KLEPON tiba-tiba naik kelas. Jajanan pasar yang murah dan bersahaja namun enak itu tiba-tiba jadi bintang di berbagai platform media sosial. Muasalnya adalah sebuah poster yang beredar luas dan diduga merupakan iklan sebuah toko makanan syari’ah. “Kue klepon tidak Islami.” Begitu bunyi judul iklan menyolok itu. Lalu, di bawahnya tertulis ajakan yang lebih eksplisit: “Yuk tinggalkan jajanan yang tidak Islami dengan cara membeli jajanan Islami, aneka kurma yang tersedia di toko syari’ah kami.”

Klepon Islami atau Tidak Islami?

Terus terang, saya tidak punya info memadai, apakah iklan klepon tidak islami itu fakta atau rekayasa, satire atau serius. Namun, apapun faktanya tentang iklan itu, tetap saja mengandung masalah. Mengikuti obrolan yang berkembang di media sosial, ada yang melempar analisis konspiratif. Bahwa iklan itu sebenarnya tidak ada. Toko makanan syar’i seperti disebut dalam iklan itu, sangat mungkin ada.

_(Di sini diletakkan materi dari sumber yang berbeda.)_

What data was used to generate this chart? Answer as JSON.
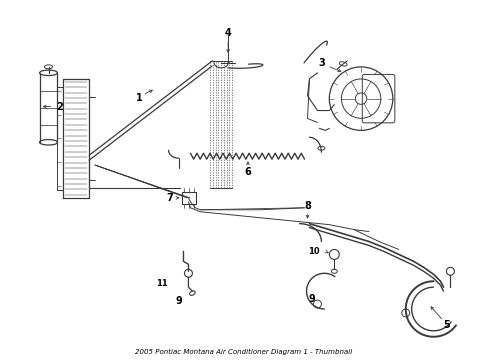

Tetapi, dalam iklim di mana persaingan ideologi antarkelompok Islam begitu menguat seperti di Indonesia belakangan ini, ada pihak-pihak yang sengaja membuat iklan seperti itu untuk memojokkan kalangan Muslim yang gemar sekali mengusung kata-kata Islami atau syar’i secara tidak tepat; atau bahkan mengusung halal haram tidak konteksnya.

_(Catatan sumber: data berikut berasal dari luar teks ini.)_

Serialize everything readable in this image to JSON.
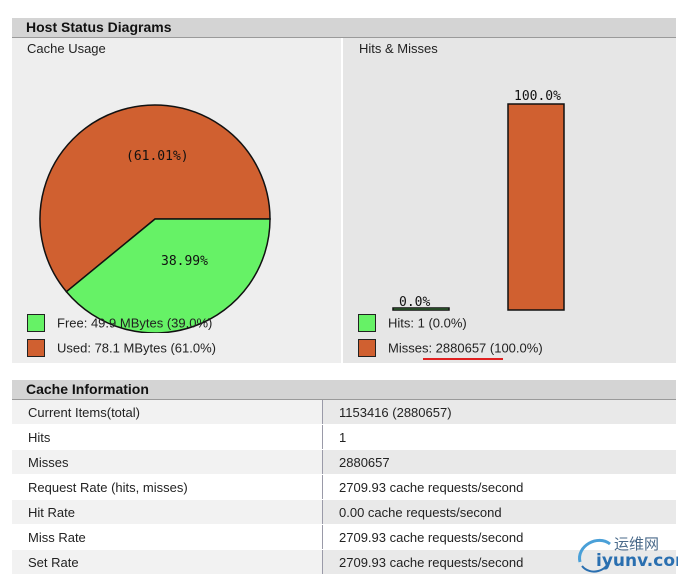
{
  "host_status": {
    "title": "Host Status Diagrams",
    "cache_usage": {
      "title": "Cache Usage",
      "pie_used_label": "(61.01%)",
      "pie_free_label": "38.99%",
      "legend_free": "Free: 49.9 MBytes (39.0%)",
      "legend_used": "Used: 78.1 MBytes (61.0%)"
    },
    "hits_misses": {
      "title": "Hits & Misses",
      "hits_bar_label": "0.0%",
      "misses_bar_label": "100.0%",
      "legend_hits": "Hits: 1 (0.0%)",
      "legend_misses": "Misses: 2880657 (100.0%)"
    }
  },
  "chart_data": [
    {
      "type": "pie",
      "title": "Cache Usage",
      "slices": [
        {
          "name": "Used",
          "value": 61.01,
          "label": "(61.01%)"
        },
        {
          "name": "Free",
          "value": 38.99,
          "label": "38.99%"
        }
      ]
    },
    {
      "type": "bar",
      "title": "Hits & Misses",
      "categories": [
        "Hits",
        "Misses"
      ],
      "values": [
        0.0,
        100.0
      ],
      "ylim": [
        0,
        100
      ]
    }
  ],
  "colors": {
    "free": "#66f266",
    "used": "#d06030",
    "header": "#d4d4d4"
  },
  "cache_info": {
    "title": "Cache Information",
    "rows": [
      {
        "key": "Current Items(total)",
        "value": "1153416 (2880657)"
      },
      {
        "key": "Hits",
        "value": "1"
      },
      {
        "key": "Misses",
        "value": "2880657"
      },
      {
        "key": "Request Rate (hits, misses)",
        "value": "2709.93 cache requests/second"
      },
      {
        "key": "Hit Rate",
        "value": "0.00 cache requests/second"
      },
      {
        "key": "Miss Rate",
        "value": "2709.93 cache requests/second"
      },
      {
        "key": "Set Rate",
        "value": "2709.93 cache requests/second"
      }
    ]
  },
  "watermark": {
    "line1": "运维网",
    "line2": "iyunv.com"
  }
}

Seandainya satire, itu satire yang tidak pada tempatnya. Bagaimana mungkin label Islami dibuat candaan justru oleh kelompok yang sangat getol mengusungnya? Seandainya itu adalah fakta dan karena itu iklan tersebut merupakan hal serius, aduh… rasanya lebih tidak pantas lagi. Di media sosial berkembang pandangan bahwa itu strategi pemasaran pemilik toko. Berarti serius. Ah, seandainya itu memang strategi pemasaran, lebih tidak elok lagi.

Tak eloknya adalah, bagaimana mungkin hal-hal serius dan sesakral agama “hanya” dijadikan sebagai legitimasi pemasaran. Rasanya rendah sekali nilai agama. Juga, jika benar itu strategi pemasaran, saya menyimpulkan bahwa iklan itu sama sekali tidak menghalalkan segala cara, meskipun ngawur. Namun, yang terjadi adalah “mengharamkan semua makanan” di luar yang mereka jual.

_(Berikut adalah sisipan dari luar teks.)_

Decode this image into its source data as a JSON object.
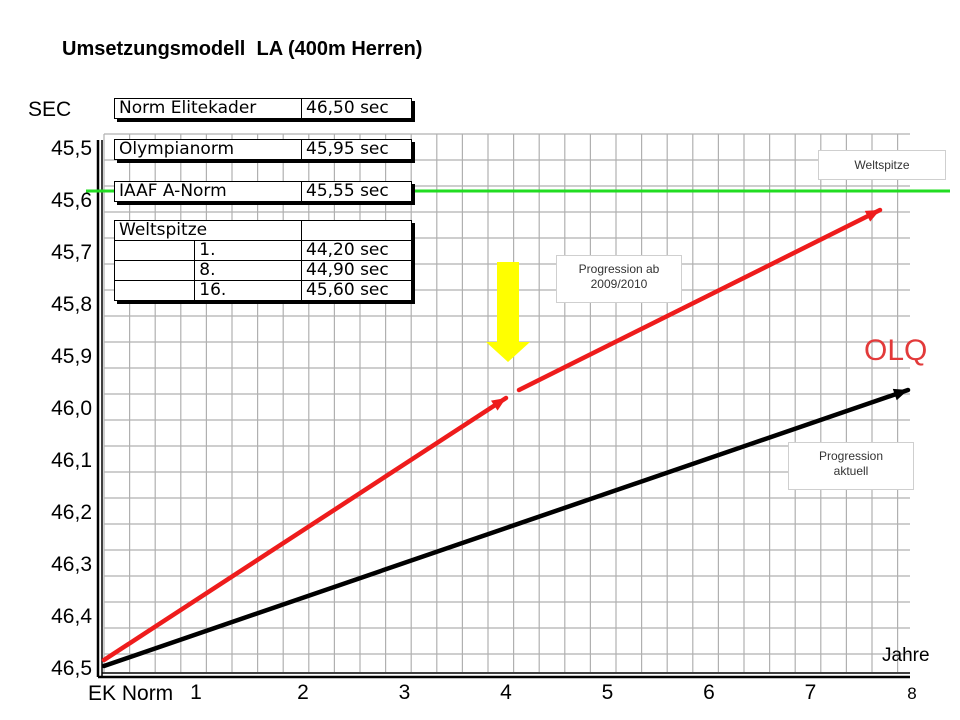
{
  "title": "Umsetzungsmodell  LA (400m Herren)",
  "tables": {
    "norm": [
      {
        "label": "Norm Elitekader",
        "value": "46,50 sec"
      },
      {
        "label": "Olympianorm",
        "value": "45,95 sec"
      },
      {
        "label": "IAAF A-Norm",
        "value": "45,55 sec"
      }
    ],
    "weltspitze": {
      "header": "Weltspitze",
      "rows": [
        {
          "rank": "1.",
          "value": "44,20 sec"
        },
        {
          "rank": "8.",
          "value": "44,90 sec"
        },
        {
          "rank": "16.",
          "value": "45,60 sec"
        }
      ]
    }
  },
  "annotations": {
    "weltspitze_box": "Weltspitze",
    "progression_ab_line1": "Progression ab",
    "progression_ab_line2": "2009/2010",
    "progression_aktuell_line1": "Progression",
    "progression_aktuell_line2": "aktuell",
    "olq": "OLQ"
  },
  "colors": {
    "grid_fill": "#ffffff",
    "grid_line": "#b0b0b0",
    "axis": "#000000",
    "green_line": "#22dd22",
    "red_series": "#ee1c1c",
    "black_series": "#000000",
    "yellow_arrow": "#ffff00",
    "olq_text": "#e23a3a"
  },
  "chart_data": {
    "type": "line",
    "title": "Umsetzungsmodell  LA (400m Herren)",
    "ylabel": "SEC",
    "xlabel": "Jahre",
    "x_origin_label": "EK Norm",
    "x_ticks": [
      "1",
      "2",
      "3",
      "4",
      "5",
      "6",
      "7",
      "8"
    ],
    "y_ticks": [
      "45,5",
      "45,6",
      "45,7",
      "45,8",
      "45,9",
      "46,0",
      "46,1",
      "46,2",
      "46,3",
      "46,4",
      "46,5"
    ],
    "y_tick_values": [
      45.5,
      45.6,
      45.7,
      45.8,
      45.9,
      46.0,
      46.1,
      46.2,
      46.3,
      46.4,
      46.5
    ],
    "ylim": [
      46.52,
      45.47
    ],
    "xlim": [
      0,
      8.1
    ],
    "y_inverted": true,
    "grid": true,
    "reference_lines": [
      {
        "y": 45.59,
        "color": "#22dd22"
      }
    ],
    "series": [
      {
        "color": "#ee1c1c",
        "x": [
          0.0,
          4.0
        ],
        "y": [
          46.47,
          45.99
        ]
      },
      {
        "color": "#ee1c1c",
        "x": [
          4.1,
          7.7
        ],
        "y": [
          45.96,
          45.62
        ]
      },
      {
        "color": "#000000",
        "x": [
          0.0,
          7.95
        ],
        "y": [
          46.49,
          45.95
        ]
      }
    ],
    "arrow": {
      "x": 4.05,
      "y_from": 45.72,
      "y_to": 45.92,
      "color": "#ffff00"
    }
  }
}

Baca Juga  Ngaji Bareng Kang Boy: Mengenal Tafsir al-Manar

Nah, dalam arti apapun kita memahamai kontroversi klepon tidak islami ini, saya melihat memang di sini ada hal-hal yang absurd namun mengasyikkan.

Tafsir Klepon

Eh, saya kok jadi begini serius memberikan komentar tentang “klepon yang tidak islami” ini. Baiklah, biar tidak terlalu serius, saya ingin menawarkan tafsir atas fenomena klepon ini. Namun, masih dalam koridor absurditas tadi.

Biar makin absurd, sebut saja tafsir ini dengan “Tafsir Klepon.” Ini bukan tafsir dalam arti yang sesungguhnya, seperti dikenal dalam tafsir Al-Qur’an. Namun, ini tafsir dalam arti pemahaman. Jadi, saya ingin memahami klepon dengan menggunaan akal yang absurd. Berikut adalah beberapa poin absurd yang saya tawarkan.

Pertama, saya curiga, jangan-jangan klepon ini berasal dari bahasa Arab qalbun yang artinya hati. (Harus saya tegaskan, qalbun pakai “qaf”, bukan pakai “kaf”, karena jika menggunakan “kaf”, artinya bisa lebih absurd lagi. Ingat kalbun itu artinya anjing). Ini absurd dan spekulatif.

Tapi saya kira ada hal-hal lain yang serupa yang juga sama absurd dan spekulatifnya dengan ini. Sebut saja spekulasi yang menyebut janur (daun kelapa yang masih muda dan berwarna kuning) dianggap berasal dari bahasa Arab ja’a nur (cahaya datang).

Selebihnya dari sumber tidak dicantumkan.